Et c’est ainsi, mes enfants, que je me retrouve à vous écrire ce billet un peu long dans un Paris-Bordeaux, en ce lundi matin plein de brouillard (big up à Émilie, appelée à la rescousse dimanche soir, et qui m’avait remplacé mon billet à 9h30 ce matin). On frôle les 300 kilomètres/heure, j’ai un peu faim, j’ai manqué les cours (mais ça pour le coup je m’en remettrai ^^), j’ai fini ma dissert, j’ai de la lecture et de l’écriture à ne plus savoir qu’en faire, et des souvenir magnifiques plein la tête. C’était encore plus extraordinaire que je ne m’y attendais, et je ne souhaite qu’une chose : y retourner l’an prochain.

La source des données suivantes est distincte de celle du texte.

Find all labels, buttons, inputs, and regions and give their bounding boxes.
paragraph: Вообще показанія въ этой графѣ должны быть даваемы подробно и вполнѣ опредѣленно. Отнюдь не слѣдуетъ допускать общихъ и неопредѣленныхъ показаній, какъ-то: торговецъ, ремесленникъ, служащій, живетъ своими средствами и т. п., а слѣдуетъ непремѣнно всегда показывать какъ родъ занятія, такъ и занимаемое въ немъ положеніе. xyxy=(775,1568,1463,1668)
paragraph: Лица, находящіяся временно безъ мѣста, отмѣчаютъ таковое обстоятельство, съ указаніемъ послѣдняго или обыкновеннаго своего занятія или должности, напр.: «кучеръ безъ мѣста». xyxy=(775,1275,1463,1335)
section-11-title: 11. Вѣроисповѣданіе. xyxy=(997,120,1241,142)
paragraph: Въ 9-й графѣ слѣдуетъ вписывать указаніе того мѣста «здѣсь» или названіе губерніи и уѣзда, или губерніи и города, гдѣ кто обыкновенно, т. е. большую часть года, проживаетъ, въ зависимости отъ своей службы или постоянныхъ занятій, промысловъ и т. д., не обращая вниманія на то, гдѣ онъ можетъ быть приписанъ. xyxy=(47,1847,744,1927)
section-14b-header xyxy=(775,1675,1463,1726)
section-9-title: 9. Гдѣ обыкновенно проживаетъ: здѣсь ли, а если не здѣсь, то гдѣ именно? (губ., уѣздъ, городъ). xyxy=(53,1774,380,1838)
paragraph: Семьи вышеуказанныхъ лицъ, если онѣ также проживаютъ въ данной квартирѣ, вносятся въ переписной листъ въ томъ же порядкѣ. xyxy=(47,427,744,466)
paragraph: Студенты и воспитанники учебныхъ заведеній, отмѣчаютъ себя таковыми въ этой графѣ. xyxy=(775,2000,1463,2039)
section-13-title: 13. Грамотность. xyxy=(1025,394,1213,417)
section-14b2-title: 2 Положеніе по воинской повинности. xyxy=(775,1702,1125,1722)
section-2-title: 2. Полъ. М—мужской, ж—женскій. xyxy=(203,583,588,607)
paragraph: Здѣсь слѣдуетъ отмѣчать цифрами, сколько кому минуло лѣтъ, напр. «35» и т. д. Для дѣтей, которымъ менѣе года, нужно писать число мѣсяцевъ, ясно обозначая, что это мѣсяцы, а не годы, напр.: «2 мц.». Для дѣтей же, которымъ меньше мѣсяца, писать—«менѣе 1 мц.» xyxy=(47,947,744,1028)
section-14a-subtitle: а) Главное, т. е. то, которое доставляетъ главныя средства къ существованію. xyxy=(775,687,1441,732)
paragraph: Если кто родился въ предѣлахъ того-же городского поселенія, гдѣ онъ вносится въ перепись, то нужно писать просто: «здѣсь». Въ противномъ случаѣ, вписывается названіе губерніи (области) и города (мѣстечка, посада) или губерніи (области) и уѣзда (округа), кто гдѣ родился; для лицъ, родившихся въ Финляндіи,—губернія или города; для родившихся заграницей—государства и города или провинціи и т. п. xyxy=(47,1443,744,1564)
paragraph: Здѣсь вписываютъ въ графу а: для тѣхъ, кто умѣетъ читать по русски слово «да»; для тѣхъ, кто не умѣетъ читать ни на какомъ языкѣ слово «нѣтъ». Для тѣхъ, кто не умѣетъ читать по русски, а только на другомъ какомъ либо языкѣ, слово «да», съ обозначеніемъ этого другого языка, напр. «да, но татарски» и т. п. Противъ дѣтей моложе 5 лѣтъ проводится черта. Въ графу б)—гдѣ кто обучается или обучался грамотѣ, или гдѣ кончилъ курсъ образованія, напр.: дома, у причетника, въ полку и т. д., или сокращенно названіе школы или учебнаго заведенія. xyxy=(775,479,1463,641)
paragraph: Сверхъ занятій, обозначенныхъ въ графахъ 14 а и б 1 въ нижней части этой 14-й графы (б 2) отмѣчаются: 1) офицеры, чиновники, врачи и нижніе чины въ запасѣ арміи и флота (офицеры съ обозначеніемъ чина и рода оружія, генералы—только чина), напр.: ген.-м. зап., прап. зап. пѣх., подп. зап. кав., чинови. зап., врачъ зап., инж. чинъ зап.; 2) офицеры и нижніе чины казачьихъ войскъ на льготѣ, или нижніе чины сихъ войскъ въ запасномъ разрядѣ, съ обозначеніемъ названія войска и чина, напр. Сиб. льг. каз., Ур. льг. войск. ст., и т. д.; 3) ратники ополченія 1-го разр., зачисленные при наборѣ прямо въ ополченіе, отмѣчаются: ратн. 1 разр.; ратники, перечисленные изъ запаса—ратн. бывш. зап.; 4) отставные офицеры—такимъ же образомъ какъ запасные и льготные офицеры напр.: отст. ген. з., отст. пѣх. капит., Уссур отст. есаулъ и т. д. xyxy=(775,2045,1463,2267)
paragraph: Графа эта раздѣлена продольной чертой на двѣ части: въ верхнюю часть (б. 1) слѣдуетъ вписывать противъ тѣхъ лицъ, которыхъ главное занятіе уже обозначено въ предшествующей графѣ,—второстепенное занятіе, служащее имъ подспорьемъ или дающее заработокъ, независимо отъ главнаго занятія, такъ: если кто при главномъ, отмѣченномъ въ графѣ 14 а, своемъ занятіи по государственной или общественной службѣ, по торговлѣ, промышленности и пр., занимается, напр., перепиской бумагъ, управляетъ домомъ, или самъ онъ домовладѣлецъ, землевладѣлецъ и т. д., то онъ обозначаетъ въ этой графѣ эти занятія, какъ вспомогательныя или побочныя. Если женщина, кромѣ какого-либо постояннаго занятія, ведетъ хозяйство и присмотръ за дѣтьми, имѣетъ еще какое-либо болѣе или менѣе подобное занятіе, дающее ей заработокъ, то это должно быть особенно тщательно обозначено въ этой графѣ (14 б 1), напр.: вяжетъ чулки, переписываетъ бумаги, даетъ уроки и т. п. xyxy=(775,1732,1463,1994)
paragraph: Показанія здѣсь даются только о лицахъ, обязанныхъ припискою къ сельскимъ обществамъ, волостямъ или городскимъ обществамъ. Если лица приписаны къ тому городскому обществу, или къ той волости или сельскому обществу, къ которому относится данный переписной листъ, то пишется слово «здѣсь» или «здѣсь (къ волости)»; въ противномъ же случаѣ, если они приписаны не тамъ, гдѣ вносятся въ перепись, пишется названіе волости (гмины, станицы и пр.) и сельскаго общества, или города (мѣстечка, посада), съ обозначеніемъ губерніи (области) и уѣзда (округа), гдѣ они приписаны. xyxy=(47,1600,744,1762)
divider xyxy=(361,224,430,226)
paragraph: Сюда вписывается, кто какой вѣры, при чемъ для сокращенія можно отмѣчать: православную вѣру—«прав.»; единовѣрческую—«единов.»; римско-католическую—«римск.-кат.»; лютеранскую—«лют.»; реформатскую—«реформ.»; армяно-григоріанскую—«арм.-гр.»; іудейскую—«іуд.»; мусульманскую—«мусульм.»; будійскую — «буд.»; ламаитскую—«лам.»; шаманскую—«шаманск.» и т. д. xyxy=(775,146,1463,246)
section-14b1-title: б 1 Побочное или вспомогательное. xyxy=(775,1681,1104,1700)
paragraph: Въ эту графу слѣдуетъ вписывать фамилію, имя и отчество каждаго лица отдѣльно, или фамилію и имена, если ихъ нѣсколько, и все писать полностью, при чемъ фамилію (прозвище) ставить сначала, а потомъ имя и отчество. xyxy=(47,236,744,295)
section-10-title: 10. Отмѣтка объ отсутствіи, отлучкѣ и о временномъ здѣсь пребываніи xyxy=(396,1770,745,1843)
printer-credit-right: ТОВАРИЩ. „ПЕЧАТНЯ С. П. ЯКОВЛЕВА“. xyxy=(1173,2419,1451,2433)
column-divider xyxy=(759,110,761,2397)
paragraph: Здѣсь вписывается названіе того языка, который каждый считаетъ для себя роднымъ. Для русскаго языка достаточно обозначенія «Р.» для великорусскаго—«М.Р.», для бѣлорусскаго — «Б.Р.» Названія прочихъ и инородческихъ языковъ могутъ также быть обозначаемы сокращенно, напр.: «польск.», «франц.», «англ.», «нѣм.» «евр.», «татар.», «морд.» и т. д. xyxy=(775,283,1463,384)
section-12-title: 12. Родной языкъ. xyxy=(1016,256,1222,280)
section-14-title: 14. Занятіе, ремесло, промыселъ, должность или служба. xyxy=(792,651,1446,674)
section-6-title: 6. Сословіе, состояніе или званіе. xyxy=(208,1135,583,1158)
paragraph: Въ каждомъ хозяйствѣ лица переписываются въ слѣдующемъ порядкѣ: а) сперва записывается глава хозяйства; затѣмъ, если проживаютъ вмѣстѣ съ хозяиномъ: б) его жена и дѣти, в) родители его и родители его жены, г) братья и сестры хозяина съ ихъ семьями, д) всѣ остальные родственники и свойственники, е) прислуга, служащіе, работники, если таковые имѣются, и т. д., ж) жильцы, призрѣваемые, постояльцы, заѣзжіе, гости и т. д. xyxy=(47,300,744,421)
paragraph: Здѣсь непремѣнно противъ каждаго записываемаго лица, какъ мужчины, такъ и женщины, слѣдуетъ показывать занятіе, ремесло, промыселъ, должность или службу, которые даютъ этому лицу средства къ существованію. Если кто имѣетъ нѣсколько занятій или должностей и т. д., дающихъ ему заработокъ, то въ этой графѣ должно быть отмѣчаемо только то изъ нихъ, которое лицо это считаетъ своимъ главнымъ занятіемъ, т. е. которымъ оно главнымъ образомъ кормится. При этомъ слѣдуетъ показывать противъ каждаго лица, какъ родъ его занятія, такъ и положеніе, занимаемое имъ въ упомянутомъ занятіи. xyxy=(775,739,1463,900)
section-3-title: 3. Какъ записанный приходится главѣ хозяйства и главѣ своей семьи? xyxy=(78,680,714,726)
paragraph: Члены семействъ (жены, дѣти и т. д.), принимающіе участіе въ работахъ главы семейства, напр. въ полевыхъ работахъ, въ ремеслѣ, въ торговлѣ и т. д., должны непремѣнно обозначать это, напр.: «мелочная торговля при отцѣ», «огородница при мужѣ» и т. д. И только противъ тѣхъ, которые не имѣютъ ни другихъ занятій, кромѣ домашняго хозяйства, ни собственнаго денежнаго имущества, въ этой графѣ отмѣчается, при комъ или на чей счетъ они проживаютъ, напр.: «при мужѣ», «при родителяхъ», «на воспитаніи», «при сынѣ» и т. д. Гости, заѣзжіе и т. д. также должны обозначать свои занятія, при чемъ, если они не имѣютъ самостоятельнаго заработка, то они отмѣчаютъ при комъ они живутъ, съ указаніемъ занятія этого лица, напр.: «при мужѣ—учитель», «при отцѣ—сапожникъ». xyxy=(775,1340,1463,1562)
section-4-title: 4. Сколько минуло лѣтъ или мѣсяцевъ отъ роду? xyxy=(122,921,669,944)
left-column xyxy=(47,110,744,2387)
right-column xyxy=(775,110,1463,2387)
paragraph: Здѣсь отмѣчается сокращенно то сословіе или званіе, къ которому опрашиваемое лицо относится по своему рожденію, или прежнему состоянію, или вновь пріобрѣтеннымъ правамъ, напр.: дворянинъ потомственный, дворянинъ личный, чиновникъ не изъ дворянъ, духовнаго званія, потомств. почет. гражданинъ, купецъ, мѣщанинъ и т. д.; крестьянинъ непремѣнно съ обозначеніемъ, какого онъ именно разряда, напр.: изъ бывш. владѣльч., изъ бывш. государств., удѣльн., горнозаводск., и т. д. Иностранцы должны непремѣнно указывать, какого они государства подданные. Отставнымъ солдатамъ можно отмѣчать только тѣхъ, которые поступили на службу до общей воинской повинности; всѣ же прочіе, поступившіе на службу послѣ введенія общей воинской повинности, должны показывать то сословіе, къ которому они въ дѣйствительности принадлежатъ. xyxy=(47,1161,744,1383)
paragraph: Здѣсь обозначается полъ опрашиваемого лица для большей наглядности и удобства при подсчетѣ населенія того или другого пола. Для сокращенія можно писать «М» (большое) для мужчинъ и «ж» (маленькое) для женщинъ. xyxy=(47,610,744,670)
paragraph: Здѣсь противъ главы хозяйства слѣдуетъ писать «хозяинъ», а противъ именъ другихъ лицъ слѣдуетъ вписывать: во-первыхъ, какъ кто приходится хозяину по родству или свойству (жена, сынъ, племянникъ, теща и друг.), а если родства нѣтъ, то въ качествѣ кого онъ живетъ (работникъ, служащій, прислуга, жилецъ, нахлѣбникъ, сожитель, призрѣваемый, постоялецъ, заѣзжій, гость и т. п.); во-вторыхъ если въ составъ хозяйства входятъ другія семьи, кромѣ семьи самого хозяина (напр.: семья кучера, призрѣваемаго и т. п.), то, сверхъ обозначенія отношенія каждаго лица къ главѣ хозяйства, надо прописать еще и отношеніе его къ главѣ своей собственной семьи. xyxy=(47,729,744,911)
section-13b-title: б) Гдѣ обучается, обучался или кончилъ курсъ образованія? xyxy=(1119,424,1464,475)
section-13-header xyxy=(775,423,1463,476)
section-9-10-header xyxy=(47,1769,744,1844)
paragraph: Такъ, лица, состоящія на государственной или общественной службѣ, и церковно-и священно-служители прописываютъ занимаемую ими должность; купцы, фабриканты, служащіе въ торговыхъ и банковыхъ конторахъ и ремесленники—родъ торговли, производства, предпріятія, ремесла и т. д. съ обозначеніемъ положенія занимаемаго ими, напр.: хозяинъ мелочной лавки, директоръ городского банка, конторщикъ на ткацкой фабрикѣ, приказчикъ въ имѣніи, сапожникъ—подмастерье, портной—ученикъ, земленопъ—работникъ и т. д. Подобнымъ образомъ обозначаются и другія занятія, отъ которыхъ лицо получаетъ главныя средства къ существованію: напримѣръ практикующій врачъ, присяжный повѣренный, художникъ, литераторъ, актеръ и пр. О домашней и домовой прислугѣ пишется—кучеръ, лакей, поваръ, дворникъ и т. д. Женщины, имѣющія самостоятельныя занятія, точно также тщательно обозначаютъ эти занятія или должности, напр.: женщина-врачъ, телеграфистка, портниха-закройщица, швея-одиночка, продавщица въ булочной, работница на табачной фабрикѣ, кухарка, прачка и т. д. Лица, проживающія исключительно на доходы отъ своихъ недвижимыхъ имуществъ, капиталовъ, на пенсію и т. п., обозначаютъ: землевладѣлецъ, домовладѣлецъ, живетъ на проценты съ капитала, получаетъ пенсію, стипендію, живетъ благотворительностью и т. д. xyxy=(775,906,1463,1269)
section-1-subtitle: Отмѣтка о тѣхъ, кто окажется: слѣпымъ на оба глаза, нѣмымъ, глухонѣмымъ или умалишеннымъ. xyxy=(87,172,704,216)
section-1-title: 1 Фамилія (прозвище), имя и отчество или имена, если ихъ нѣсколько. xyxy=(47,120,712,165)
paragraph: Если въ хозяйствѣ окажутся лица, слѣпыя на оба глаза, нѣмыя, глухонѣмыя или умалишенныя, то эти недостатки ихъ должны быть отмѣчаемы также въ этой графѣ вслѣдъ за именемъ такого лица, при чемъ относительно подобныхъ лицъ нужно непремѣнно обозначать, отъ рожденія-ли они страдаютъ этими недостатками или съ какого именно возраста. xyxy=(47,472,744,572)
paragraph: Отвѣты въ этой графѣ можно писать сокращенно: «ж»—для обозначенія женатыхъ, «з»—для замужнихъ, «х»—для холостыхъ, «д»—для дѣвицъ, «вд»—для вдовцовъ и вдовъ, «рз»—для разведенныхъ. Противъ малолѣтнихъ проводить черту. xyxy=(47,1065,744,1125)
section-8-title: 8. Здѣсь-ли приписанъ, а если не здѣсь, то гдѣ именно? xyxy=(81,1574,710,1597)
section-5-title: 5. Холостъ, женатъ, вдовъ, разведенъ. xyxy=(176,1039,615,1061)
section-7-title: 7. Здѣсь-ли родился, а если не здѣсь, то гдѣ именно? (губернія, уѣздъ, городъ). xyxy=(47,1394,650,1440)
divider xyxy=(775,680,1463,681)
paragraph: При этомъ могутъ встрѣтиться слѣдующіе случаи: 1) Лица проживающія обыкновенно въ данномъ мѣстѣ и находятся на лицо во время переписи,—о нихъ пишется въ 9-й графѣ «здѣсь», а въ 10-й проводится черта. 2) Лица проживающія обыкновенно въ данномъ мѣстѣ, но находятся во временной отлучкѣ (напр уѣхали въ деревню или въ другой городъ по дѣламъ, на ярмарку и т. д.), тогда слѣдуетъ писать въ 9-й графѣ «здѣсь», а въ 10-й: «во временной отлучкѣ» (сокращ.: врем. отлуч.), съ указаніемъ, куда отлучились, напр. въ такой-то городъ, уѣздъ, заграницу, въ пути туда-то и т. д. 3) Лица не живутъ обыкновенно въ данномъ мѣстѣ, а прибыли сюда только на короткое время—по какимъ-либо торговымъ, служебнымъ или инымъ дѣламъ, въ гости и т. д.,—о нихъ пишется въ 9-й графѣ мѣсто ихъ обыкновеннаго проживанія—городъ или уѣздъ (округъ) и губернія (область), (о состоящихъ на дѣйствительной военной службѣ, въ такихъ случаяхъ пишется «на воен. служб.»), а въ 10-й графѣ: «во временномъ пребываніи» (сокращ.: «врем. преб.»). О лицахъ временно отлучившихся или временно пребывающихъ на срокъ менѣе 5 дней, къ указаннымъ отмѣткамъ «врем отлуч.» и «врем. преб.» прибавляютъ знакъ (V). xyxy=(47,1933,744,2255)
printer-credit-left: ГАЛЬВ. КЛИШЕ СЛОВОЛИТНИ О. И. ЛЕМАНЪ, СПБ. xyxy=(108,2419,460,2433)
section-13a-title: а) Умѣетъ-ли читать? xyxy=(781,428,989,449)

Livres dédicacés : 16 + un carnet
Livres achetés :
- Cyrano de Bergerac en BD
- Sirius, de Stéphane Servant
- Narnia (Chapitre 2 : Le Lion, la Sorcière blanche et l’Armoire magique), pour le Noël de ma nièce.
- Le combat d’hiver, de Jean Claude Mourlevat
(Inutile de me faire remarquer que, sur les quatre ouistitis avec qui je vais passer Noël, je n’ai pour le moment qu’un seul cadeau. Je me le fais très bien remarquer tout seul.)

Love sur vos têtes -en particulier celles de toutes les personnes qui ont rendu ça possible.